Una storia quella del Sud che non va dimenticata e che è stata ripercorsa dall’intervento di Aldo Cobianchi, segretario nazionale S.I.deF., e dai relatori, Fernando Riccardi giornalista e scrittore, Ciro Pelliccio giornalista pubblicista.


una bella immagine del pubblico che ha assistito alla presentazione

Ma soprattutto una serata di cultura all’insegna dell’indimenticabile Maria Sofia, che, venuta dalla Baviera, fece di Napoli la sua terra e la difese senza riserve, partecipando personalmente ai combattimenti che segnarono la fine di un Regno.

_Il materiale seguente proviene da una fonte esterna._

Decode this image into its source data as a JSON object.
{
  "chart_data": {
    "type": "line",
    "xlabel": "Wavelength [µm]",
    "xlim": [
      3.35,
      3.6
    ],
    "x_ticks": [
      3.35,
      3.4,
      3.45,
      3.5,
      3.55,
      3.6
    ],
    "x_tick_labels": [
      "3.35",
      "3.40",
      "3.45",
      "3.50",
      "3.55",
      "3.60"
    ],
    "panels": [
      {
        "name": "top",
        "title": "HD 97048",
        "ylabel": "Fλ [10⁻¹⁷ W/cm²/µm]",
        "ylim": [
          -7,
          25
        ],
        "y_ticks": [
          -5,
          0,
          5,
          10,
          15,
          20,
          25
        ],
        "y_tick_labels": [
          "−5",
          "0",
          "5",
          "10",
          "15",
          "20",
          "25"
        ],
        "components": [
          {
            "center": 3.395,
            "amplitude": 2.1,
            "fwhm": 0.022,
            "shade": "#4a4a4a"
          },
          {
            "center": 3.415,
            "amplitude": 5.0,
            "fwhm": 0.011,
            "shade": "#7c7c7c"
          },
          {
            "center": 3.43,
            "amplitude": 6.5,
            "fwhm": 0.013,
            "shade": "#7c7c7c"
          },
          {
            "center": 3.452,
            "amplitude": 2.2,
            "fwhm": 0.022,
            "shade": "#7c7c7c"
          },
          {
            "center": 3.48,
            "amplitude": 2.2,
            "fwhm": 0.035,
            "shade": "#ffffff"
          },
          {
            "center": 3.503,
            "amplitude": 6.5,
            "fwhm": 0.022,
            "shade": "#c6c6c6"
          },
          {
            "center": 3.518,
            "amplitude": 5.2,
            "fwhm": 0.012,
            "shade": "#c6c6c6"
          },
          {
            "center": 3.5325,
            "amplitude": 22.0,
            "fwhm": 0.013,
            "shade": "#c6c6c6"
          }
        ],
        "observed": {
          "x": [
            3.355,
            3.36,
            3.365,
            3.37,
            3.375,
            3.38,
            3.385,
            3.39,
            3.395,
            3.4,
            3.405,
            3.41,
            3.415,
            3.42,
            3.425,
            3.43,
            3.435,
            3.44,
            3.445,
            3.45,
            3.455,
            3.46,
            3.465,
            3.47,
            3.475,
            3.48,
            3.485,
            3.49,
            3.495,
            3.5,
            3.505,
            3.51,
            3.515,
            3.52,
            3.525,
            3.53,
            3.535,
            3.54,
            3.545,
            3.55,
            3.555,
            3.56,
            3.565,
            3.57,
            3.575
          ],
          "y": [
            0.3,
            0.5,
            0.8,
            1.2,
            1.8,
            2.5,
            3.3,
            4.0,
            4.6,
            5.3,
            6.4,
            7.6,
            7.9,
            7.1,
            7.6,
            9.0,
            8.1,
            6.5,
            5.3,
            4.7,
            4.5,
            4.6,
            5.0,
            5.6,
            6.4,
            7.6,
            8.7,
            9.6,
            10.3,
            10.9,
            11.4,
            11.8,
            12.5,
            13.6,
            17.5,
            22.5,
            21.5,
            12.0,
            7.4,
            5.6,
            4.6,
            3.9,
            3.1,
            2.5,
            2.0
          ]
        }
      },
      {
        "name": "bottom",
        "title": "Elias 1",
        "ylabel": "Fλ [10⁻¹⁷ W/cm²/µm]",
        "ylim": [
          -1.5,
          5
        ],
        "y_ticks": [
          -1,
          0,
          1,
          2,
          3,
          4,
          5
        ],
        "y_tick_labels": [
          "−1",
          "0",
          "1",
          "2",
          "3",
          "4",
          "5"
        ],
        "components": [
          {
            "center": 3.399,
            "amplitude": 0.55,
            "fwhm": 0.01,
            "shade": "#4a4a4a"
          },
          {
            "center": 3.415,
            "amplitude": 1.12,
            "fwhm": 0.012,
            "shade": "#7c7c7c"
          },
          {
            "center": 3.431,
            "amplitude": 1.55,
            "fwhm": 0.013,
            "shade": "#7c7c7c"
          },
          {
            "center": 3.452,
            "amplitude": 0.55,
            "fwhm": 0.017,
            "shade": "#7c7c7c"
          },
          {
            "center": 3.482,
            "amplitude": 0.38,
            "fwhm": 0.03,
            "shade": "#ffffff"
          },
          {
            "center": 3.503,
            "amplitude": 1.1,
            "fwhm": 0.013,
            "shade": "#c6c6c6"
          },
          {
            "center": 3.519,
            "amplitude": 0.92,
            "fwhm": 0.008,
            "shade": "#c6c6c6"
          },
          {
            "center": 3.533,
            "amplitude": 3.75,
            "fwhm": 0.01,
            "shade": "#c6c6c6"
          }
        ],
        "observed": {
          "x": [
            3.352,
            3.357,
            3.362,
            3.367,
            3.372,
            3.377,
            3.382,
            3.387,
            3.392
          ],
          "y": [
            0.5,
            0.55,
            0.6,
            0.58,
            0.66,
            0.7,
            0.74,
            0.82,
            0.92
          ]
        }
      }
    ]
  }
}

Le cronache la raccontano sugli spalti della fortezza di Gaeta ad incitare alla lotta i soldati, sostenendoli e assistendoli feriti negli ospedali. Donna fiera e fedele a quel trono dove era salita regina nel 1859 a soli 18 anni al fianco del ventitreenne Francesco II. E, dopo la caduta di Gaeta, donna e sposa in dignitoso esilio con lui, prima a Roma e poi in Baviera, dove moriva nel 1925. Poi ancor sempre  fedele, perché nel 1984 le sue spoglie ritornavano a Napoli, nella basilica di Santa Chiara, dove riposano i re e le regine del Regno delle Due Sicilie.